New Zealand’s proposed assisted suicide law was condemned during a UN Human Rights Council Meeting this week. Legal advocacy group ADF International spoke out against the law, which will go to a public vote on October 17, 2020.
“A fair and just society cares for its most vulnerable,” said ADF International Legal Officer Giorgio Mazzoli during an interactive dialogue with the Independent Expert on the Enjoyment of all Human Rights by Older Persons. “The potential impact that the legislation of euthanasia and assisted suicide via the End of Life Choice Act of 2019 would have on older persons in New Zealand is deeply alarming.”
“If human dignity becomes linked to a person’s state of health or self-determination, it loses its inherent and objective character,” he added.
According to Right to Life UK, New Zealand will be the first nation to put euthanasia to a binding public vote. Lawmakers had approved the End of Life Choice Act of 2019 last year by a vote of 69 to 51. Similar laws had previously failed twice.
Concerns regarding a lack of safeguards in the law have been raised by multiple medical professionals. The World Medical Association and New Zealand Medical Association both oppose euthanasia and assisted suicide and more than 1,700 New Zealand doctors have formed the “Doctors Say No” movement to oppose the law. The group believes doctors should be left “to focus on saving lives and providing real care to the dying.”
READ: Prominent New Zealand politician pushes for legalization of euthanasia
Hospice New Zealand is concerned that if this law goes into effect, people with terminal illnesses may be pressured into assisted suicide. According to Right to Life UK, the law does not require an assessment to ensure that people are not being coerced into assisted suicide, or to determine if they are choosing suicide due to a lack of treatment options or access to palliative care. There are also no mental health check requirements.

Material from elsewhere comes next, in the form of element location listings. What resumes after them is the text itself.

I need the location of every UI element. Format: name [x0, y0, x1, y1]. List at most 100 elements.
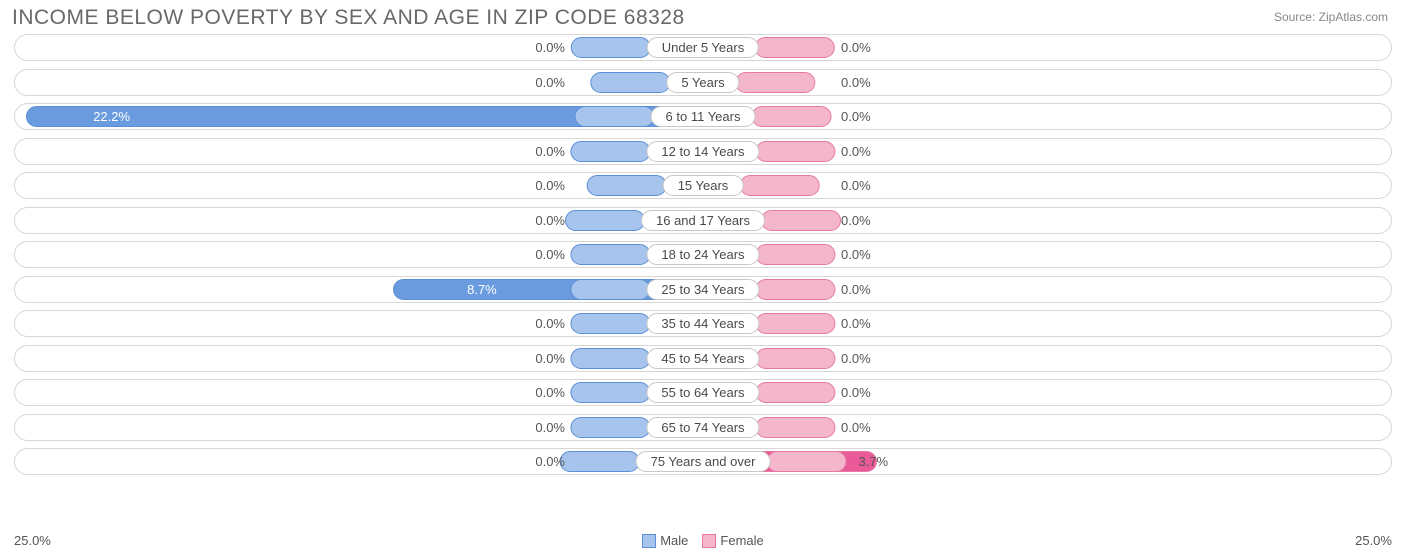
center-label-zone: Under 5 Years — [571, 35, 835, 60]
male-value: 0.0% — [535, 415, 565, 440]
female-pill — [755, 37, 835, 58]
chart-row: 15 Years 0.0% 0.0% — [14, 172, 1392, 199]
female-pill — [761, 210, 841, 231]
female-value: 0.0% — [841, 104, 871, 129]
male-value: 0.0% — [535, 449, 565, 474]
male-value: 0.0% — [535, 380, 565, 405]
male-value: 8.7% — [467, 277, 497, 302]
female-pill — [756, 417, 836, 438]
chart-row: Under 5 Years 0.0% 0.0% — [14, 34, 1392, 61]
center-label-zone: 35 to 44 Years — [570, 311, 835, 336]
chart-row: 55 to 64 Years 0.0% 0.0% — [14, 379, 1392, 406]
source-attribution: Source: ZipAtlas.com — [1274, 6, 1394, 24]
center-label-zone: 5 Years — [590, 70, 815, 95]
male-pill — [570, 313, 650, 334]
chart-row: 35 to 44 Years 0.0% 0.0% — [14, 310, 1392, 337]
male-pill — [587, 175, 667, 196]
male-value: 0.0% — [535, 173, 565, 198]
age-label: 15 Years — [663, 175, 744, 196]
female-value: 0.0% — [841, 208, 871, 233]
male-pill — [570, 244, 650, 265]
center-label-zone: 45 to 54 Years — [570, 346, 835, 371]
female-value: 0.0% — [841, 346, 871, 371]
age-label: 12 to 14 Years — [646, 141, 759, 162]
axis-max-right: 25.0% — [1355, 533, 1392, 548]
male-value: 0.0% — [535, 208, 565, 233]
legend-male-swatch — [642, 534, 656, 548]
age-label: 18 to 24 Years — [646, 244, 759, 265]
female-pill — [756, 313, 836, 334]
legend-female: Female — [702, 533, 763, 548]
chart-area: Under 5 Years0.0%0.0%5 Years0.0%0.0%6 to… — [0, 30, 1406, 475]
female-pill — [766, 451, 846, 472]
chart-row: 5 Years 0.0% 0.0% — [14, 69, 1392, 96]
male-value: 0.0% — [535, 139, 565, 164]
center-label-zone: 55 to 64 Years — [570, 380, 835, 405]
center-label-zone: 25 to 34 Years — [570, 277, 835, 302]
center-label-zone: 18 to 24 Years — [570, 242, 835, 267]
center-label-zone: 15 Years — [587, 173, 820, 198]
age-label: 5 Years — [666, 72, 739, 93]
legend-male-label: Male — [660, 533, 688, 548]
chart-row: 18 to 24 Years0.0%0.0% — [14, 241, 1392, 268]
female-value: 0.0% — [841, 380, 871, 405]
chart-row: 65 to 74 Years 0.0% 0.0% — [14, 414, 1392, 441]
center-label-zone: 75 Years and over — [560, 449, 847, 474]
chart-row: 75 Years and over 0.0% 3.7% — [14, 448, 1392, 475]
age-label: 35 to 44 Years — [646, 313, 759, 334]
chart-row: 16 and 17 Years 0.0% 0.0% — [14, 207, 1392, 234]
legend-male: Male — [642, 533, 688, 548]
male-pill — [570, 417, 650, 438]
center-label-zone: 16 and 17 Years — [565, 208, 841, 233]
age-label: 45 to 54 Years — [646, 348, 759, 369]
female-pill — [739, 175, 819, 196]
male-pill — [560, 451, 640, 472]
legend: Male Female — [642, 533, 764, 548]
male-value: 0.0% — [535, 311, 565, 336]
female-pill — [756, 141, 836, 162]
male-value: 0.0% — [535, 35, 565, 60]
age-label: 16 and 17 Years — [641, 210, 765, 231]
chart-row: 6 to 11 Years 22.2% 0.0% — [14, 103, 1392, 130]
female-value: 0.0% — [841, 70, 871, 95]
male-value: 0.0% — [535, 346, 565, 371]
female-value: 0.0% — [841, 35, 871, 60]
legend-female-swatch — [702, 534, 716, 548]
male-pill — [575, 106, 655, 127]
age-label: Under 5 Years — [647, 37, 759, 58]
female-pill — [756, 348, 836, 369]
legend-female-label: Female — [720, 533, 763, 548]
female-value: 3.7% — [858, 449, 888, 474]
female-pill — [756, 244, 836, 265]
chart-row: 45 to 54 Years 0.0% 0.0% — [14, 345, 1392, 372]
female-pill — [756, 279, 836, 300]
male-value: 22.2% — [93, 104, 130, 129]
female-value: 0.0% — [841, 311, 871, 336]
female-value: 0.0% — [841, 139, 871, 164]
male-pill — [570, 141, 650, 162]
female-value: 0.0% — [841, 173, 871, 198]
axis-max-left: 25.0% — [14, 533, 51, 548]
chart-row: 25 to 34 Years 8.7% 0.0% — [14, 276, 1392, 303]
center-label-zone: 65 to 74 Years — [570, 415, 835, 440]
age-label: 55 to 64 Years — [646, 382, 759, 403]
male-pill — [570, 279, 650, 300]
age-label: 25 to 34 Years — [646, 279, 759, 300]
male-pill — [565, 210, 645, 231]
age-label: 6 to 11 Years — [651, 106, 756, 127]
male-pill — [571, 37, 651, 58]
female-pill — [736, 72, 816, 93]
age-label: 75 Years and over — [636, 451, 771, 472]
male-pill — [570, 382, 650, 403]
male-pill — [570, 348, 650, 369]
age-label: 65 to 74 Years — [646, 417, 759, 438]
male-value: 0.0% — [535, 242, 565, 267]
chart-row: 12 to 14 Years 0.0% 0.0% — [14, 138, 1392, 165]
center-label-zone: 6 to 11 Years — [575, 104, 832, 129]
female-value: 0.0% — [841, 415, 871, 440]
male-pill — [590, 72, 670, 93]
female-value: 0.0% — [841, 277, 871, 302]
chart-title: INCOME BELOW POVERTY BY SEX AND AGE IN Z… — [12, 6, 685, 30]
male-value: 0.0% — [535, 70, 565, 95]
chart-footer: 25.0% Male Female 25.0% — [14, 533, 1392, 548]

One woman who opposes the bill, Vicki Walsh, was diagnosed with brain cancer and was told that she had no more than 14 months to live. That was in 2011. She said if assisted suicide had been available to her she would have taken it. She attempted suicide but is grateful it didn’t work because she is still alive nine years later. She now realizes that all of those years ago, she was suffering from depression.
The legalization of assisted suicide sends a message to the disabled and terminally ill that their lives are not worth living to their natural end. While suicide among the young and able-bodied is seen as a tragedy, suicide among the elderly, sick, and disabled is celebrated as a right. If New Zealand’s law is accepted in the public vote, vulnerable people will be pressured to die instead of receiving proper care.